I reached out and took the notebook from her.

'I'm sorry you saw that,' I said gently. 'I was so worried after you crashed the car that I went down to the Support Services Division and they recommended a psychologist named Eric Lusk. He told me he couldn't treat you through me, but suggested I keep a journal. I've been doing that in the hope that it will somehow help us.'

Alexa sat in silence for a moment longer, then stood up and walked into the kitchen. I heard her rummaging around and after a couple of minutes she returned with two glasses of champagne in long, stemmed flutes.

'Here,' she said, handing one to me.

'I think we need to discuss this.'

'You were right to get help, Shane. I should have gone to someone myself. It's time I faced up to the fact that I'm different. I hear things coming out of my mouth and half the time I can't believe it's me saying them. I'm not sure how many men would have put up with what you did this past year. But I don't want to talk about that now.' Alexa clinked her glass on mine. We both took a sip. Then she set down her flute, and drew me to her. 'Practice time,' she said softly.

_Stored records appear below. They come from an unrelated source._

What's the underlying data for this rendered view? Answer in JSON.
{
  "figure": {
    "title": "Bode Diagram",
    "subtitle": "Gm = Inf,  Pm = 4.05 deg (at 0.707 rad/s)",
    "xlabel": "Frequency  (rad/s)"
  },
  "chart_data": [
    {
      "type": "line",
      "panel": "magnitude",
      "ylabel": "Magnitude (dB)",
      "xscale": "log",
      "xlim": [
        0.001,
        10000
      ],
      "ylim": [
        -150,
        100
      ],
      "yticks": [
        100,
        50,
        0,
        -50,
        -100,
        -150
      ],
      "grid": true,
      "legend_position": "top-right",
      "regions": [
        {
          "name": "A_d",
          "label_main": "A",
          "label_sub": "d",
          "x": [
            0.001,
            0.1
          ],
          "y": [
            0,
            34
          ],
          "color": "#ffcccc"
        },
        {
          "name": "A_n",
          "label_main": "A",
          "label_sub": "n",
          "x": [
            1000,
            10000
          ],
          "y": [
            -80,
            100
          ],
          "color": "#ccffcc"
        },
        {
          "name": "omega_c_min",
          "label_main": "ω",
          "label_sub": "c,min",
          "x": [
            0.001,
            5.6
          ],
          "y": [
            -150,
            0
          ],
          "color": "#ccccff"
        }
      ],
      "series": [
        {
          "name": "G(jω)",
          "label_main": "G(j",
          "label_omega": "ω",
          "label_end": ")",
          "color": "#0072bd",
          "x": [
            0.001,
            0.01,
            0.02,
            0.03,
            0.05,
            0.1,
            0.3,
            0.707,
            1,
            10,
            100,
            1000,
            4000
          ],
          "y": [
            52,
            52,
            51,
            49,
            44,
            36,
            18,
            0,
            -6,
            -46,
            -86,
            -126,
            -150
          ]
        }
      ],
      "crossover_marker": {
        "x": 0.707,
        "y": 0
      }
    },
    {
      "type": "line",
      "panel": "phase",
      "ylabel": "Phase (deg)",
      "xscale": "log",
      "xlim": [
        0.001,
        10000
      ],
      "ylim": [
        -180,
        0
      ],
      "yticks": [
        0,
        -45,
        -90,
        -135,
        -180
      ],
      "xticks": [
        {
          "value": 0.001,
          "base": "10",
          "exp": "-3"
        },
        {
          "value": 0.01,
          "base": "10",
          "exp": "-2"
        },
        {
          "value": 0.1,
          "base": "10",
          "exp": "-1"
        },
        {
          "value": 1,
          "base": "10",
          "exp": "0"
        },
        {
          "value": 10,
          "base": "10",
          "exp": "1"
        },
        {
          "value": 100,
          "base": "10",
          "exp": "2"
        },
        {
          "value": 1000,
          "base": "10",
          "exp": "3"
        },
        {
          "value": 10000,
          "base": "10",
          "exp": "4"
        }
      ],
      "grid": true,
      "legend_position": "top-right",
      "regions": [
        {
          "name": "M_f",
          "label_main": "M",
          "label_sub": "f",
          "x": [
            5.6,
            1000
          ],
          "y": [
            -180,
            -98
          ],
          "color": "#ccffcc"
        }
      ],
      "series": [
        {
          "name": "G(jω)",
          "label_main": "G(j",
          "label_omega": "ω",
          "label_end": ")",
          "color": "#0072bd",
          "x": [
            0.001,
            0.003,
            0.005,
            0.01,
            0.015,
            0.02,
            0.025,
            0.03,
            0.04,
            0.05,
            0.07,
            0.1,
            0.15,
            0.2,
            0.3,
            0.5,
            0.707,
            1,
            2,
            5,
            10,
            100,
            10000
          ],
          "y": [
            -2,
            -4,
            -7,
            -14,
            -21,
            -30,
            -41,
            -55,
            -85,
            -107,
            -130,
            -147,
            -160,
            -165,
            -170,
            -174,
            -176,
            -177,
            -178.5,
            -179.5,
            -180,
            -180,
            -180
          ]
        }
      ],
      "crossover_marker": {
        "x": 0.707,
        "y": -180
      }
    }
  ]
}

She kissed me tentatively at first, then deeply. Her tongue slipped into my mouth and her body pressed hard against me. I felt the sudden driving heat of shared passion. We fumbled with buttons and zippers, pulling off our clothes in a desperate attempt to find each other. She was quickly down to her bra and panties and unbuckling my belt, helping me shed the rest of my clothes. Then we were naked, on the floor.

'You are everything to me,' she whispered.

She held me tightly and guided me into her. Her breath quickened, warm against my ear as she began to move with me, dictating the passion and the pace of our lovemaking. Tonight was no dutiful performance. She was in control escalating us higher and higher, from one orbit to the next until we both climaxed. She moaned in pleasure as I released inside her. We smothered each other with kisses, inhaling each other, holding tight. Something valuable that once was lost had just been found. We lay like that, out of breath for several minutes.

'Practice, practice, practice,' she whispered.

I had a friend who once explained his successful thirty-year marriage to me this way. 'It's like team sailing,' he'd said. 'But you are never in the same boat. You are never one craft, always two. You sail along without problems the first few years after marriage, lust and love at the tiller, your two boats easily staying side by side. But as time passes you inevitably encounter strong winds or bad seas, and your two boats start to drift apart. The careless sailor pays no attention. He kids himself that a little separation doesn't matter. It's healthy. No need to smother one another. But soon you are so far apart no line is long enough to pull you back together. The good sailor senses the danger the first moment the boats separate and throws a line.' My friend said that conversation, lovemaking, and vacation time are the ropes that keep a marriage together.

I knew that during the past year, Alexa and I had drifted far apart, but a line had just been thrown and caught. I was determined to pull with all my strength until our boats were again side by side.